Durante i combattimenti abbiamo apprezzato anche la collaborazione del "nuovo" Dogmeat, al quale è possibile anche impartire comandi diretti tramite un apposito menu. La demo si è conclusa mostrandoci qualche frammento di una boss fight contro un Behemoth, la quale sembrava far parte di una missione della trama principale, come suggerivano diversi momenti visibilmente scriptati ai fini della spettacolarità dell'azione.

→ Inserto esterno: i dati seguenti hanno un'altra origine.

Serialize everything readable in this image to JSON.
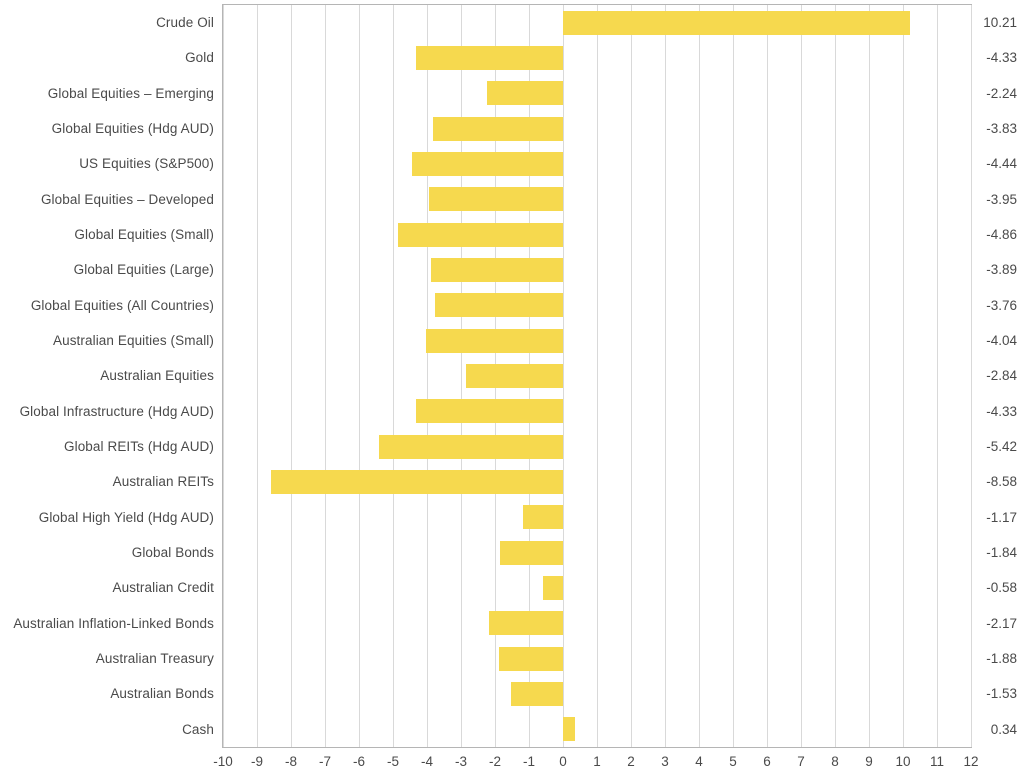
{
  "chart_data": {
    "type": "bar",
    "orientation": "horizontal",
    "title": "",
    "xlabel": "",
    "ylabel": "",
    "grid": true,
    "legend": "none",
    "xlim": [
      -10,
      12
    ],
    "xticks": [
      -10,
      -9,
      -8,
      -7,
      -6,
      -5,
      -4,
      -3,
      -2,
      -1,
      0,
      1,
      2,
      3,
      4,
      5,
      6,
      7,
      8,
      9,
      10,
      11,
      12
    ],
    "categories": [
      "Crude Oil",
      "Gold",
      "Global Equities – Emerging",
      "Global Equities (Hdg AUD)",
      "US Equities (S&P500)",
      "Global Equities – Developed",
      "Global Equities (Small)",
      "Global Equities (Large)",
      "Global Equities (All Countries)",
      "Australian Equities (Small)",
      "Australian Equities",
      "Global Infrastructure (Hdg AUD)",
      "Global REITs (Hdg AUD)",
      "Australian REITs",
      "Global High Yield (Hdg AUD)",
      "Global Bonds",
      "Australian Credit",
      "Australian Inflation-Linked Bonds",
      "Australian Treasury",
      "Australian Bonds",
      "Cash"
    ],
    "values": [
      10.21,
      -4.33,
      -2.24,
      -3.83,
      -4.44,
      -3.95,
      -4.86,
      -3.89,
      -3.76,
      -4.04,
      -2.84,
      -4.33,
      -5.42,
      -8.58,
      -1.17,
      -1.84,
      -0.58,
      -2.17,
      -1.88,
      -1.53,
      0.34
    ],
    "value_labels": [
      "10.21",
      "-4.33",
      "-2.24",
      "-3.83",
      "-4.44",
      "-3.95",
      "-4.86",
      "-3.89",
      "-3.76",
      "-4.04",
      "-2.84",
      "-4.33",
      "-5.42",
      "-8.58",
      "-1.17",
      "-1.84",
      "-0.58",
      "-2.17",
      "-1.88",
      "-1.53",
      "0.34"
    ],
    "colors": {
      "bar": "#f6d94e",
      "gridline": "#d9d9d9",
      "plot_border": "#b5b5b5",
      "label_text": "#4a4a4a",
      "tick_text": "#4a4a4a",
      "background": "#ffffff"
    }
  }
}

Durante questa breve sequenza, il protagonista riceveva l'aiuto di diversi altri combattenti vestiti con le riconoscibilissime Power Armor, nel tentativo di riconquistare un'ampia struttura ormai in balia dei mutanti. Qualche altra parola vale la pena spenderla anche sul comparto tecnico, che tanto ha fatto discutere in occasione del primo gameplay trailer. Effettivamente, dal punto di vista della qualità complessiva delle texture, delle animazioni (facciali e non) e dell'effettistica non si può parlare di un engine al passo con gli ultimi free roaming, sebbene nel complesso si apprezzi il grande quantitativo di dettagli già citato precedentemente. Il design tipico della saga si arricchisce di nuove tonalità di colori e perde l'effetto monocromo che caratterizzava in particolare il terzo capitolo, mostrando una draw distance notevole e una visione d'insieme complessivamente d'impatto. In altre parole, un comparto tecnico più "funzionale" che davvero sorprendente, sorretto da un design come sempre granitico.

Fallout 4 Forse proprio a causa della manifesta iper protettività di Bethesda nei confronti di Fallout 4, alla presentazione presso la Gamescom 2015 è mancato un elemento davvero sorprendente. I dettagli di cui discutere certo non mancano, sebbene si senta l'assenza di un vero e proprio focus sulle caratteristiche di questo quarto capitolo destinate ad evolvere il gameplay tipico della serie, come il nuovo sistema di crafting, o la gestione della propria base. Tutte queste fondamentali considerazioni dovranno probabilmente essere rimandate alla prima prova diretta, che speriamo non si faccia attendere troppo. Quello che abbiamo visto oggi a Colonia è un gioco solido, dettagliato, caratterizzato dal consueto umorismo macabro e dotato di un arsenale ricchissimo e un po' folle: per guardare Fallout 4 dritto negli occhi dovremo probabilmente aspettare ancora qualche tempo.